Kurzweil showed two examples, an anatomy textbook and a children’s book. The textbook had an interactive quiz, and the children’s book featured a narrator. For content, he teamed up with Baker & Taylor, a book distributor with a catalog of more than 6 million titles, though Blio will have only 1.2 million titles when it launches.
Although some E Ink devices have touch-screen capabilities, such as the Sony Reader Touch Edition and the upcoming Que proReader from Plastic Logic, the response time is achingly slow when compared with the instant feedback of capacitive touch screens in, say, the iPhone.
The disadvantage? …
… Battery life. One of E Ink’s greatest virtues is the fact that it sucks up far less power than LCD screens, allowing devices such as the Kindle to go through 8,000 page turns on a single charge. But as any owner of an iPod Touch can attest, LCD screens need to be plugged in several times a week, if not daily.

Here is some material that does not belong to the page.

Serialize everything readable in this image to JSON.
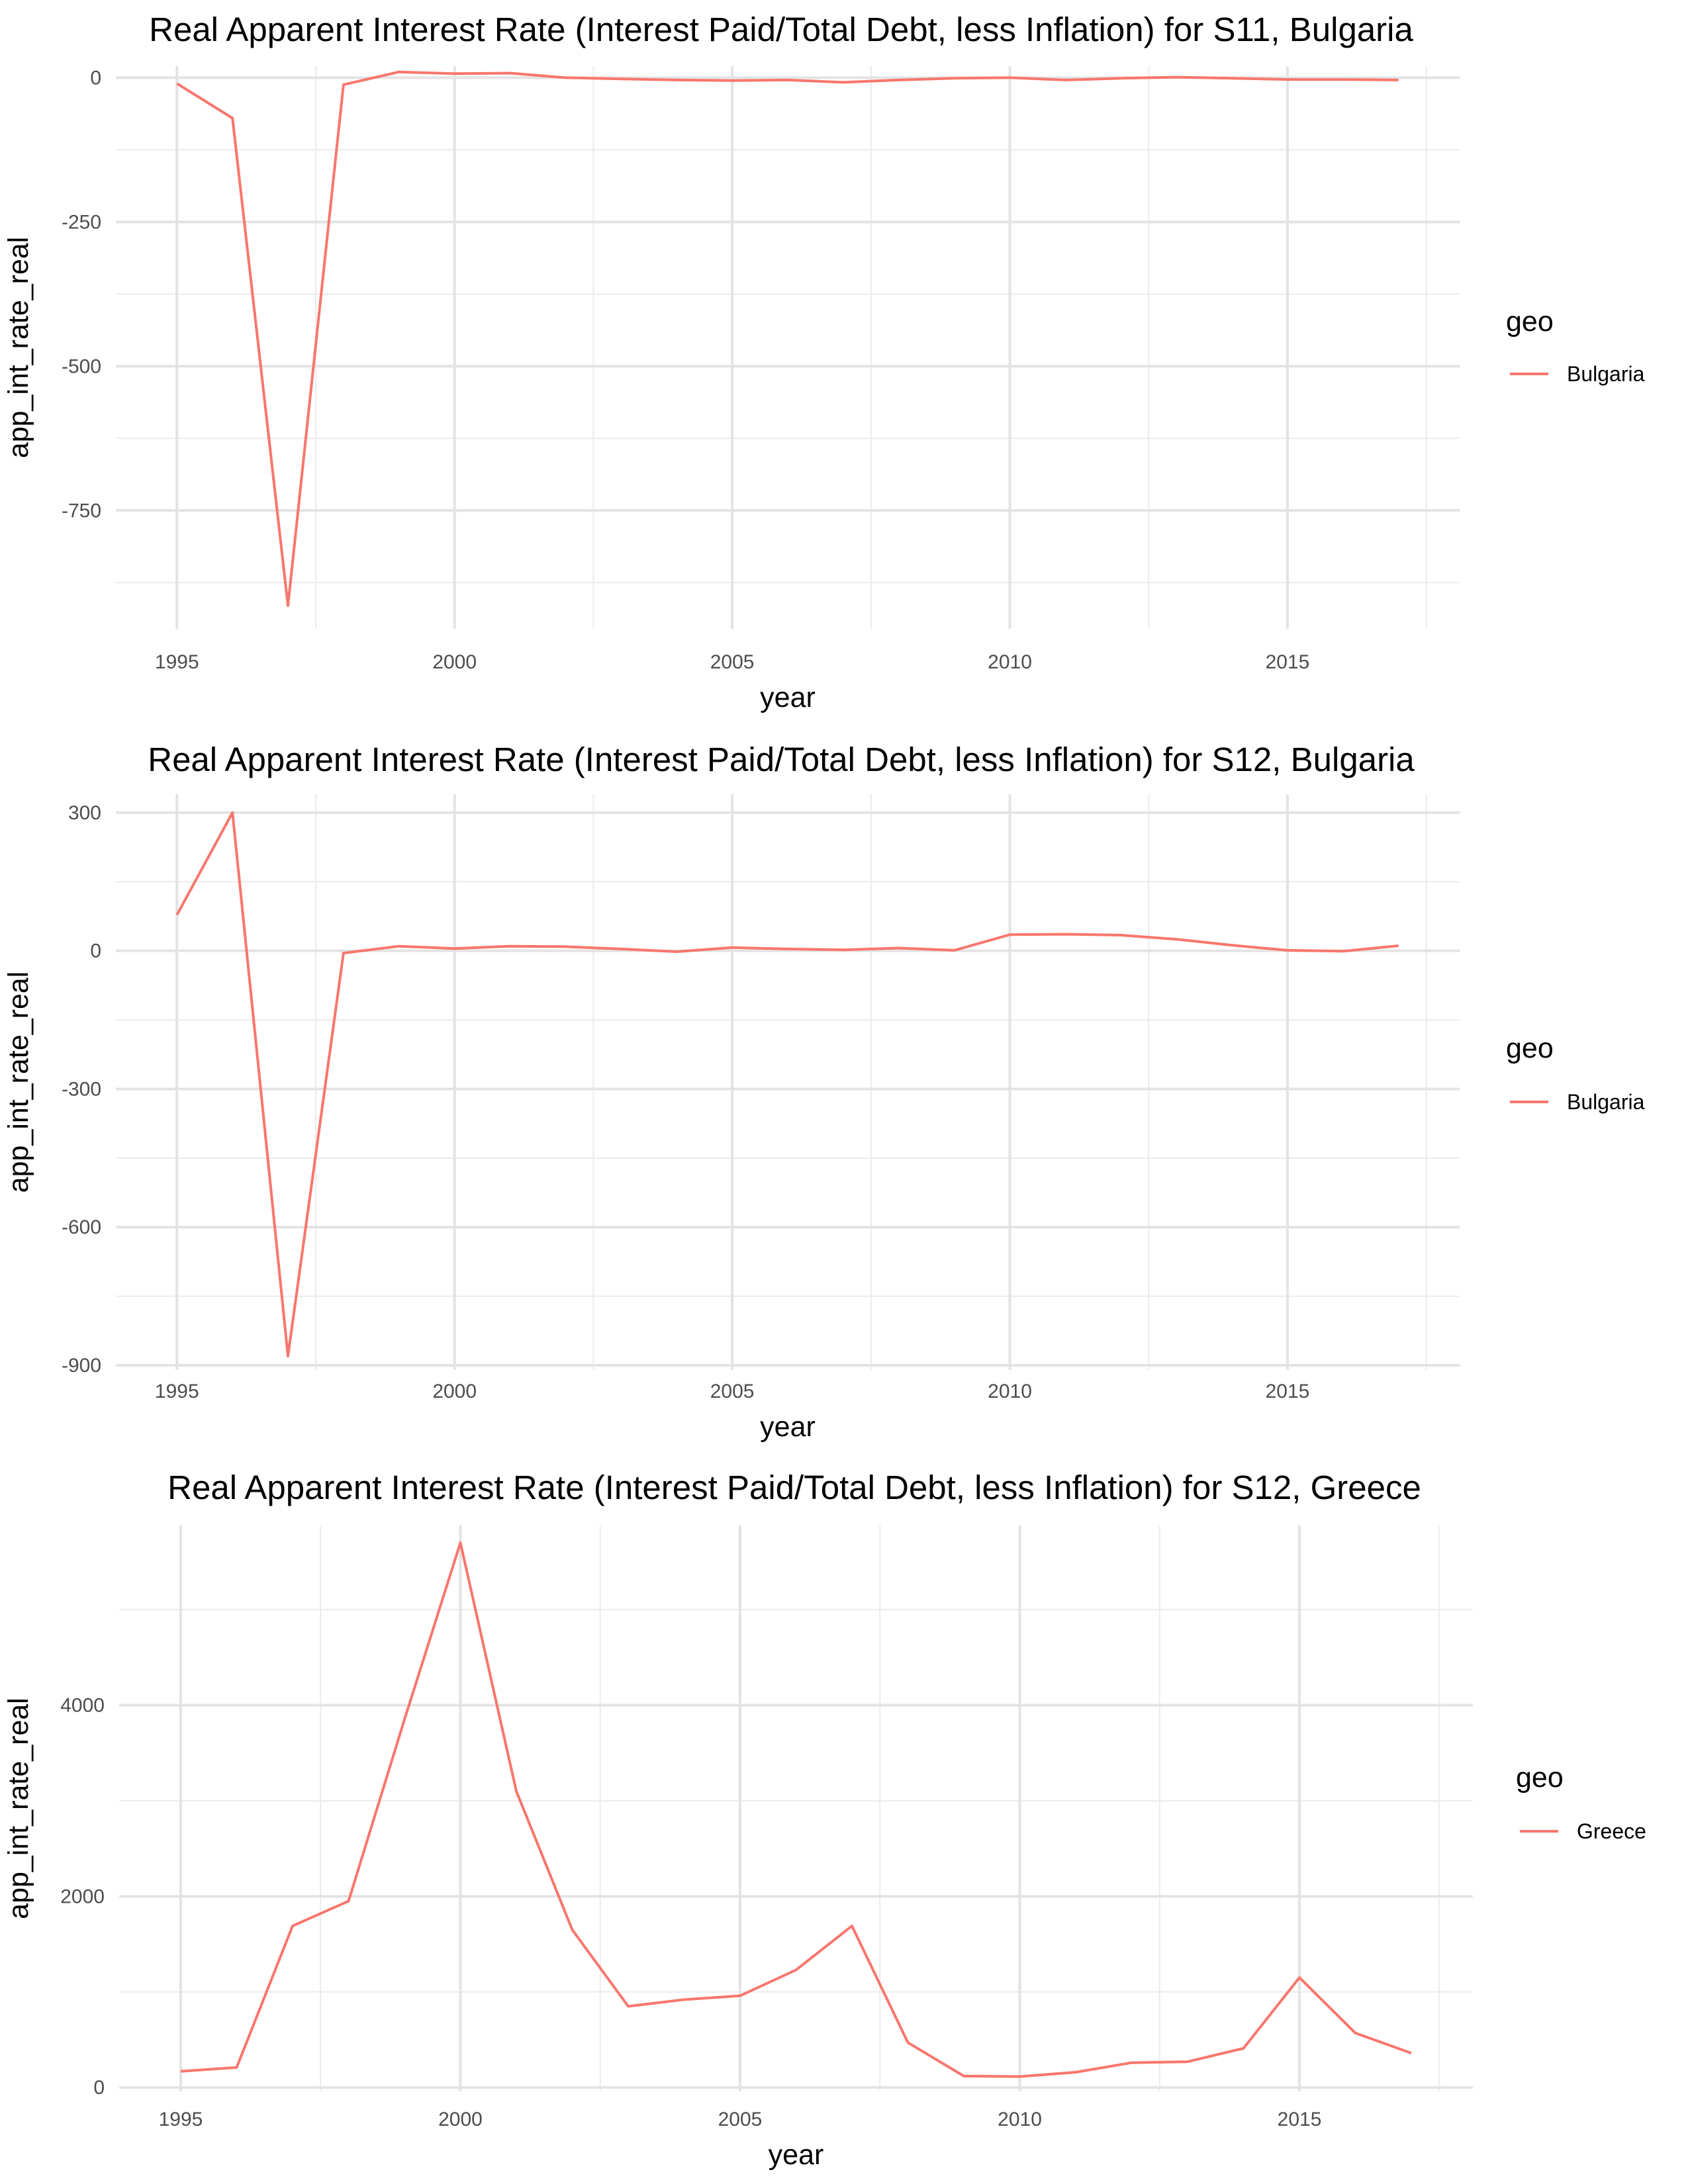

Another advantage of E Ink is that it isn’t backlighted, so it’s supposedly easier on the eyes. As a result, most of the 40 or so vendors coming out with digital reading devices this year are expected to have E Ink screens. To see a sample of these readers from CES, go here to see a slide show. Some devices, such as the Alex from Spring Design pictured on the right, have both E Ink and touch-screen LCD screens.
Unlike many of the companies displaying devices at CES (it is a consumer electronics show, after all), Kurzweil’s Blio is a software play. Download the free program on an existing device and buy books from Baker & Taylor. Whether that strategy will work depends on whether readers will abandon the current reigning book technology: paper.